Grace is Gone
Kelly Ana Morey
Penguin, $28.00,
ISBN 0143019406
Rhythm
Rebekah Palmer
Penguin, $28.00,
ISBN 0143019058
In 2004 Penguin published second books by two of New Zealand’s emerging novelists. Kelly Ana Morey was recipient of the Todd New Writers’ Bursary for 2003, and her first novel Bloom won the Montana Best First Book Award for that year. Grace is Gone is peopled with ghosts, animals and a whanau with 12 half-sisters at its centre. They share the same father, Billy Flower, and all have loosely linked botanical names. Cherry Sprite, the protagonist, arrives back in her fictitious home town of Meridian, after 17 years and the break-up of a relationship with her photographer-colleague and partner.
From here on the reader is introduced to a host of other characters, though I hesitate to call them that. This, to me, is the novel’s main weakness: too many names and nothing to distinguish between them. If your heart sinks at the thought of a main character called Cherry Sprite, you will no doubt have difficulty with ghosts doing crossword puzzles and uttering snippets of well-grounded advice. Grace is one of these ghosts, a life-long friend of Cherry’s.
Morey’s writing has a light, ethereal quality. The prologue is an endearing portrait of a small New Zealand town from decades ago. She has a knack for creating conversations between friends and acquaintances over tea or beer or barbecues or at beaches or on horseback.
But on the whole, I found Grace is Gone disappointing, mainly because the characters weren’t fleshed out enough for me to identify with. By the end of the novel I was still wondering about mother/daughter connections. Also, I was annoyed with these women. Were they so vulnerable to Billy’s charms that they were happy to be cast aside afterwards? Was there no bitterness in any of them? He is undeserving of their unspoken respect, and that of his daughters, who have received little in the way of support from him over the years. To start with, who is paying the bills? Billy is not stressed enough to be paying out child support for all those daughters still under the age of 18. They demand little, if anything, except for his initial sperm deposit.
This could have made a really good novel, full of conflict and fun. And Morey can do fun: Billy and Lilith trying to decide whether, in her I’m coming home phone call, Cherry has mentioned divorce or a horse, for instance. Morey is a playful writer, her prose is quirky, up-beat, and mystical. In places it is evocative, creating long-lasting images and scenes: chasing waves on the beach, watching fireworks, riding horses through the forest. And some of the subtle frissons that pass between characters are quite sensual: “A faint shiver of loss flickered down Lilith’s spine” and “Lilith had spent most of her adult life catching moments with both hands and using them to calm her collection of storms and cyclones.” But overall I felt we needed fewer drugs and more cohesion. The writing verges on overdone, and I longed for more assiduous editing.
Rhythm by Rebekah Palmer is much faster moving and more grounded. There are three main characters, each is drawn clearly and tells part of the story. Ade falls in love – or lust – with Cara at their first meeting, and sets himself the immediate task of getting to know her better, despite the existence of her therapist husband Michael. The characters are very much city dwellers against a backdrop of financial security. They have well-paid jobs and live in comfortable flats.
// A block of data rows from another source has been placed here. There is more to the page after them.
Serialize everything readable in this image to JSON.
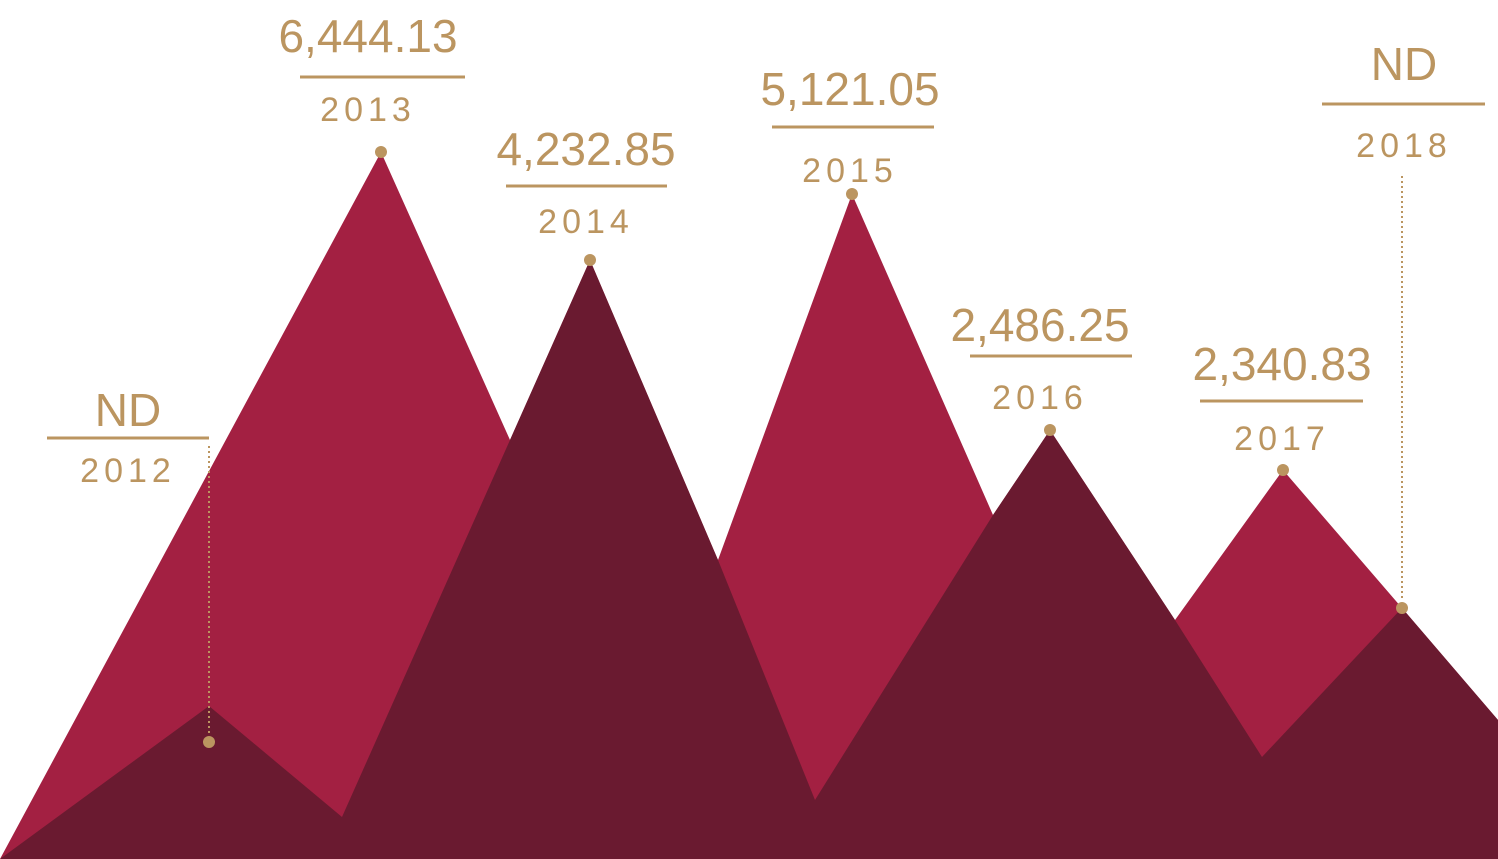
{
  "chart_data": {
    "type": "area",
    "categories": [
      "2012",
      "2013",
      "2014",
      "2015",
      "2016",
      "2017",
      "2018"
    ],
    "values": [
      null,
      6444.13,
      4232.85,
      5121.05,
      2486.25,
      2340.83,
      null
    ],
    "labels": [
      "ND",
      "6,444.13",
      "4,232.85",
      "5,121.05",
      "2,486.25",
      "2,340.83",
      "ND"
    ],
    "xlabel": "",
    "ylabel": "",
    "legend": "none",
    "grid": false,
    "colors": {
      "front_area": "#a32042",
      "back_area": "#6a1a30",
      "accent": "#bb9560",
      "background": "#ffffff"
    }
  }
}
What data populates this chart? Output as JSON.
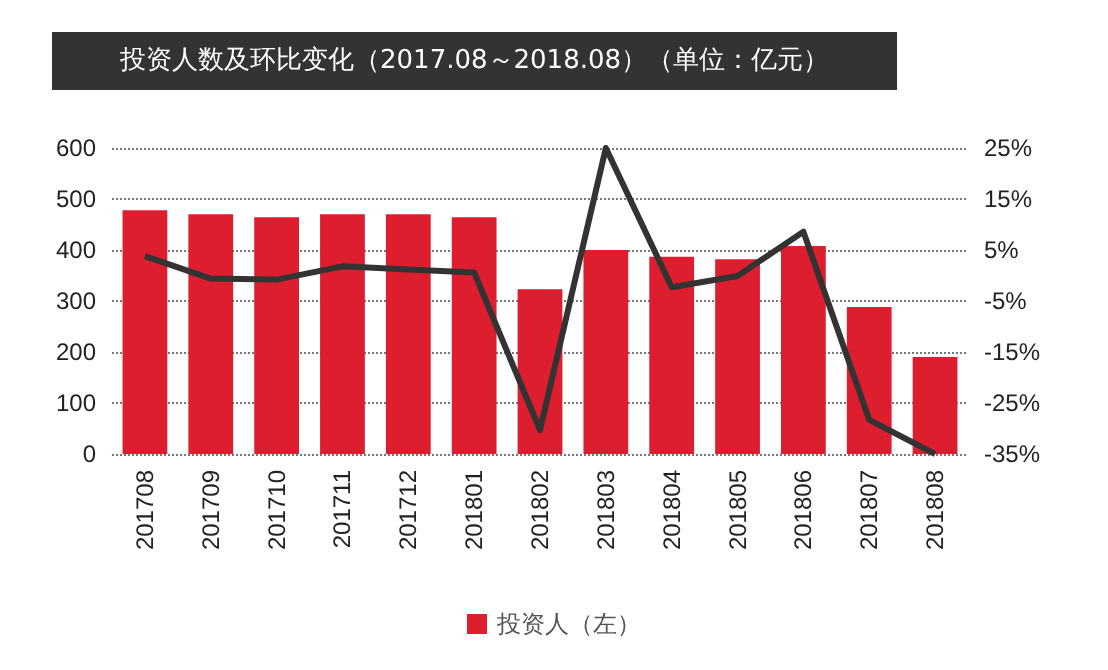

Ade is a drummer in a percussion band – Pulse – hence the novel’s title. He takes Cara along to practices, teaches her techniques and beats and styles. They attend films and musical performances. At first Michael’s and Ade’s own schedules prevent them from meeting: Michael has conferences and Ade accompanies Pulse on a tour. Palmer does a good job of evoking the misery this kind of low-budget, low-expectation tour can induce. The band members argue, and Ade feels he has moved on, that there are many places he’d rather be.
Michael becomes preoccupied with a new client, Vincent, who shares more information than Michael is used to on a professional basis. He finds himself giving more details than he intends to about his own personal life – his concerns about Cara and her relationship with Ade – and feels exposed. He is trying to be clinical about this, to allow her the freedom to move to the edge of what he thinks are reasonable, non-possessive boundaries, to give her the freedom to explore these without his interference. But practice and theory prove quite different, and his convictions are tested as Vincent moves uncomfortably close.
The character with the least depth is Cara. She is “lovely”, “beautiful” and “luminous”, but lacks qualities which distinguish her from anyone else in the book, despite Ade’s obsession with her. A bit more work on this might have given the book more impact. Palmer has worked as a freelance editor and journalist. Her style reflects this: it is spare and fast-moving. Her characters are believable and have their own problems and anxieties to deal with. They are imperfect, which is refreshing. I enjoyed the intellectual nature of this novel, and the subtlety and dryness of the humour.
Bronwyn Tate is a Palmerston North writer.